Realistically, it provides most of the same benefits. The only real downside is that VirtualBox VMs don’t automatically and instantly reset every time, so you’ll need to manually delete and recreate them.
How else can you test applications?
If you don’t have Windows 11 Pro to run Windows Sandbox, and you can’t run a virtual machine of another kind, there are a few other big things you can do to minimize your risk.
Run everything through VirusTotal
VirusTotal is website that ties together dozens of different antivirus services in one convenient package. All you need to do to use it is to attach the program you want scanned. After a moment, it’ll return results from all of the services simultaneously.
There are also often public comments relating to files that have previously been uploaded, which means you may be able to find out if other people have had an issue.
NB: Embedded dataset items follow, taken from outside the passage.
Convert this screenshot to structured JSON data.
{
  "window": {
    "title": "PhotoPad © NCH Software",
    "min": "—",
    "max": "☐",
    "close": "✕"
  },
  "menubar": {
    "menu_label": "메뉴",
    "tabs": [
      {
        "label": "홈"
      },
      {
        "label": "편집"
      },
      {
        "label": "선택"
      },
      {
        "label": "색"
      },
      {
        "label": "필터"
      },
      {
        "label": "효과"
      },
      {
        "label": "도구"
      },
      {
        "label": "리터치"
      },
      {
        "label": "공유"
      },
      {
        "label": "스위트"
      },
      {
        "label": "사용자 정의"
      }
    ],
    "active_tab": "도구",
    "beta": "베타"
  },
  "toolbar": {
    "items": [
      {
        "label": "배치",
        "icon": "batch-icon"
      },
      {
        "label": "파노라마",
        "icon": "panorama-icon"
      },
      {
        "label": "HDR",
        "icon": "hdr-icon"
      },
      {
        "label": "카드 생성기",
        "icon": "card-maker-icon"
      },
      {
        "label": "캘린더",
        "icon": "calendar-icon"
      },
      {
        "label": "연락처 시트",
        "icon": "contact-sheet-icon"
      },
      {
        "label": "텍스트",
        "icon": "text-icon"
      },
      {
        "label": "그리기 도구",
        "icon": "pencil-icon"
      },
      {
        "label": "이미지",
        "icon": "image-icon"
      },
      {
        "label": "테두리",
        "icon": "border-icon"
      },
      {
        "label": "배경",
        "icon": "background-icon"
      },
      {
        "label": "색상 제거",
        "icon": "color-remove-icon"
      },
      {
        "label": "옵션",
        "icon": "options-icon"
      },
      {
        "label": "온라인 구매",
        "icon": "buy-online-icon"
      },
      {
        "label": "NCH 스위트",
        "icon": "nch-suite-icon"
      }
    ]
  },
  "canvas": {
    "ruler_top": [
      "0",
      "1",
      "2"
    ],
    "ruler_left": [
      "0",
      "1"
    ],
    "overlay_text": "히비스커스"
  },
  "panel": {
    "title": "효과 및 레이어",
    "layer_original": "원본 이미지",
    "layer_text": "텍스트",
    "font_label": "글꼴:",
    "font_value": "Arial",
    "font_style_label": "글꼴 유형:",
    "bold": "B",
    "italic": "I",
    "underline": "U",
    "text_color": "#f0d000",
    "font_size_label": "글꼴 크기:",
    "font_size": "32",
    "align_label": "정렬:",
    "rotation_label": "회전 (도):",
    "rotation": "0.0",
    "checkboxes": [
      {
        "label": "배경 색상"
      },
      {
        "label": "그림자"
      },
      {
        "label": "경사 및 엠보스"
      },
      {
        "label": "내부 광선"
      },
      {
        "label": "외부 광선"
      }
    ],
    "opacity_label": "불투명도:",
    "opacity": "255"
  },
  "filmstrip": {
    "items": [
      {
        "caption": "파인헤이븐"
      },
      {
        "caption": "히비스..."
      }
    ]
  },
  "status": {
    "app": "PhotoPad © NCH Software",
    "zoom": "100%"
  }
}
I don’t run most of the applications I try out through VirusTotal in advance, since I’m usually pretty confident that they’re safe from the onset. However, if I download something from a suspicious source, or if it is acting strangely, VirusTotal is a fantastic resource. As a precaution, everything I write about at How-To Geek goes through VirusTotal too.
Read Reviews
Though reviews aren’t everything, an overtly malicious app will usually spur some conversation on the internet. Whenever I can, I skim reviews and discussions about an app before I install it.
There are no absolute security guarantees on Windows or any other operating system, but a bit of caution combined with a Windows Sandbox disposable virtual machine, you can add another layer of security to your PC that just might save you a huge headache.